Oregon’s fastest-growing public company has grown even more formidable — and complicated — with its recent acquisition of a 49% share in Yangzhou Chengde Steel Tube Co. of Jiangsu Province, China.

The deal represents the 15th acquisition Portland-based Precision Castparts (PCP) has made since Mark Donegan took over as CEO in 2002. Donegan has earned a strong reputation among investors and analysts as a hard-charging leader who has grown the company’s market value by a factor of 10 in less than eight years. The company ranked 362nd on the most recent Fortune 500 list.

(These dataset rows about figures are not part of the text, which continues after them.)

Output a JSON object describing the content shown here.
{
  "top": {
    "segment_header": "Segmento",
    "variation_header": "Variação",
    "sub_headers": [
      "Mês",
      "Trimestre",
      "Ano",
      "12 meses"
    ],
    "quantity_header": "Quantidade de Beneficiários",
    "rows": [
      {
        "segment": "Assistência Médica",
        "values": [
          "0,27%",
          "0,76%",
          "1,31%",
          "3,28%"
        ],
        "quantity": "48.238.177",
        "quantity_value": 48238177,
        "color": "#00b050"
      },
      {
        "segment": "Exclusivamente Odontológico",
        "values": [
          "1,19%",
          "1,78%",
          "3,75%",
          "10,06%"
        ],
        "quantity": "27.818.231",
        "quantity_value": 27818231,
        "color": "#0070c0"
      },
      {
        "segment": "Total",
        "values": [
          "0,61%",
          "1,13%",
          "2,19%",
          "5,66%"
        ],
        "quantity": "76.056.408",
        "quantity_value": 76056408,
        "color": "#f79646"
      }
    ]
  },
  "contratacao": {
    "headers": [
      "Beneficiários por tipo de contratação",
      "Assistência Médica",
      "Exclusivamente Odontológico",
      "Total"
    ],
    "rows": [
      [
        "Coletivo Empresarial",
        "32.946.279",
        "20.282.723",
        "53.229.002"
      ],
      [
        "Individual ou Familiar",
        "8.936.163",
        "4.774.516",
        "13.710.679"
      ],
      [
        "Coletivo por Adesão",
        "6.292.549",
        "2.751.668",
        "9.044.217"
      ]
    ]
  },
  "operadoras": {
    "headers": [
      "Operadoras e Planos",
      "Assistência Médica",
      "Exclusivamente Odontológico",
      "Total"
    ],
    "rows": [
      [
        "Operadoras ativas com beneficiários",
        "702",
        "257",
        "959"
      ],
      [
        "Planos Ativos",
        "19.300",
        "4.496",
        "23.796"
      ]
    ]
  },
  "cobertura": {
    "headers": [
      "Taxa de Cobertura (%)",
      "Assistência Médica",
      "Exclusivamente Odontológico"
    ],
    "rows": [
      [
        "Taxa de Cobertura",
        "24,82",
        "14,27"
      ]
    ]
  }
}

Donegan has been relentless in his pursuit of metal casting companies specializing in aeronautics. Here’s a list of businesses PCP has purchased since Donegan took over, investing a total of $3.9 billion:

December 2003: SPS Technologies of Jenkintown, Pa., for $729 million
March 2005: Air Industries Corp. of Garden Grove, Calif., for $198 million
January 2006: Shur-Lok and Shur-Lok Intl. of Irvine, Calif., for $113 million
May 2006: Special Metals of Huntington, W.Va., for $528 million
February 2007: GSC Foundries of Ogden, Utah, $77 million
February 2007: Cherry Aerospace of Santa Ana, Calif., for $298 million
April 2007: McWilliams Forge of Rockaway, N.J., $91 million
July 2007: Caledonian Alloys, Livingston, Scotland, $208 million
September 2008: Airdrome Precision Components, Long Beach, Calif., price undisclosed
September 2008: AF Aerospace, Rugby, England, price undisclosed
November 2008: Fatigue Technology, Seattle, Wash., price undisclosed
December 2008: Hackney Ladish Holding Corp, Dallas, Texas, price undisclosed
September 2009: Carlton Forge Works, Paramount, Calif., for $850 million
January 2010: Yangzhou Chengde Steel Tube, China, $350 million

In a recent earnings call, Donegan said PCP had been pursuing the Chengde deal for more than a year and told analysts, “We are not going to retreat from taking advantage of every single opportunity to derive value from our businesses.”